Como seu trabalho, Ceylan é reticente e introspectivo. Em uma entrevista recente, ele só se animou quando mencionaram que o filme era quase impossível de descrever.
"Eu não sei dizer do que se trata", disse Ceylan (pronuncia-se ZHAY-lan) durante um chá com sua esposa no apartamento que ele usa como escritório. "É sobre a vida. Meus filmes são principalmente sobre pessoas tentando entender as relações humanas. A história, ou o que está acontecendo, não é assim tão importante."
Baseado em duas obras de Anton Chekhov e situado em um hotel da Anatólia rural no inverno, "Sono de Inverno" conta a história de Aydin, ator aposentado cujo nome em turco significa "intelectual iluminado", e Nihal, sua bela esposa mais jovem, que se mudam para um hotel que ele havia herdado. O filme é estrelado por Haluk Bilginer como o marido alternadamente compassivo e arrogante, Melisa Sozen como sua esposa compreensiva e frustrada, e Demet Akbag, atriz de muitas comédias turcas, como a irmã divorciada de Aydin.
O filme começa com um ato de vingança: um menino jogando uma pedra na janela de um carro. Sua família deve aluguel a Aydin, mas a pessoa responsável pelo sustento havia sido presa. Outras questões sociais acontecem ao fundo; Nihal quer arrecadar dinheiro para ajudar a melhorar as escolas locais. Aydin, que passa seus dias escrevendo editoriais pomposos para o jornal local, acha que ela está perdendo tempo.
O filme toca em temas que Ceylan já explorou em filmes anteriores a divisão entre a Turquia rural e urbana, a classe trabalhadora e os intelectuais, religião e secularismo; além de honra, orgulho, moralidade e as formas em que podemos, ou não, expressar amor.
As discussões entre Aydin e Nihal são o produto de intensa colaboração entre Ceylan, de 55 anos, e sua esposa, Ebru Ceylan, de 38. Juntos, eles escreveram o roteiro, como fizeram em "Era uma vez na Anatólia", que ganhou o Grand Prix em Cannes em 2011, e "Climas", filme de 2006 no qual eles atuam como um casal cujo relacionamento se desfaz.
Há 15 anos, Ceylan disse, ele queria fazer um filme baseado nos contos "A Esposa" e "Gente Surpéflua" de Chekhov, mas até o sucesso de "Era uma vez na Anatólia", que também foi baseado em Tchekhov, faltava-lhe a confiança para abraçar a tarefa.
Ebru Ceylan acrescentou que sempre chora quando relê "A Esposa". "É um conto que toca as profundezas dos sentimentos e das emoções que quase nunca são tocadas.
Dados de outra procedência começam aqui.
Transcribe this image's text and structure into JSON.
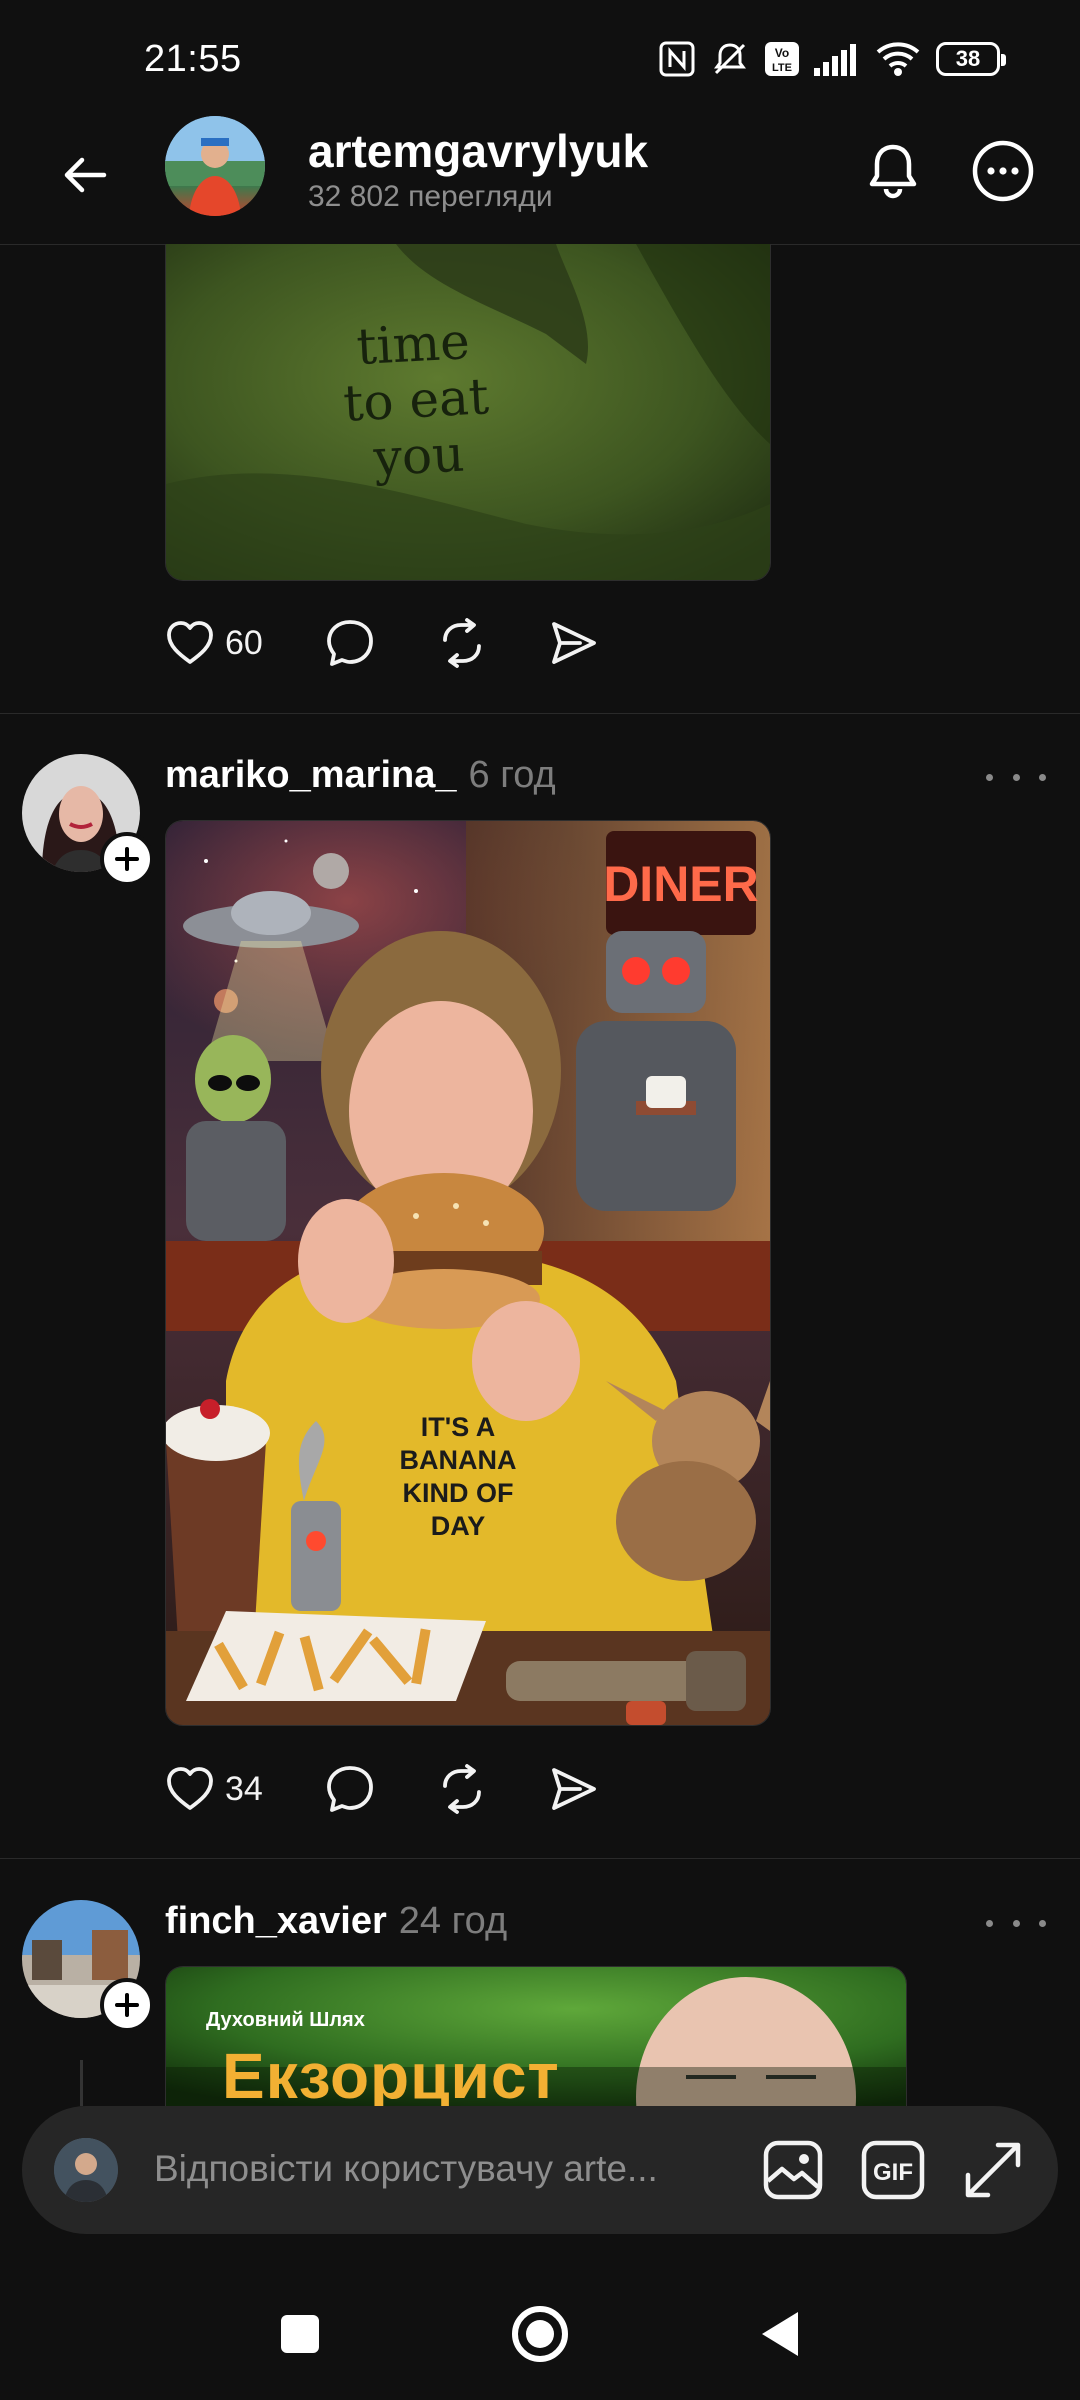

Coisas experimentadas entre duas pessoas, mas que parecem impossíveis de explicar", ela disse.
O próprio Ceylan financiou seus primeiros filmes, onde parentes e amigos próximos atuavam.
Para a estreia de "Sono de Inverno" em Cannes, ele e o elenco passaram pelo tapete vermelho usando fitas pretas em solidariedade às vítimas de um acidente em uma mina na Turquia. Ele dedicou sua Palma de Ouro "aos jovens turcos e àqueles que perderam suas vidas no último ano", uma referência implícita aos mineiros e aos que se envolveram nas revoltas no Parque Gezi em 2013 em Istambul.
"Sono de Inverno", que custou 3 milhões de euros (US$ 3,7 milhões) e recebeu financiamento do governo turco e da produtora francesa Memento Films, não é abertamente político, mas trata de questões sociais.
Depois de Cannes, o filme foi mostrado em festivais internacionais durante todo o ano passado.
"O valor de Ceylan está na sua capacidade de transformar histórias pessoais em uma grande narrativa que sugere algo sobre a situação do país", disse Firat Yucel, editor da revista de cinema turca Altyazi. Ceylan disse que seu trabalho se baseia em sutilezas. "O ambíguo é parte da vida é isso que faz valer a pena fazer filmes", ele disse.
Ele ignora as convenções de Hollywood que trazem sempre lindas lições. "Eles buscam a auto ajuda. Eu só estou tentando mostrar a vida como a sinto."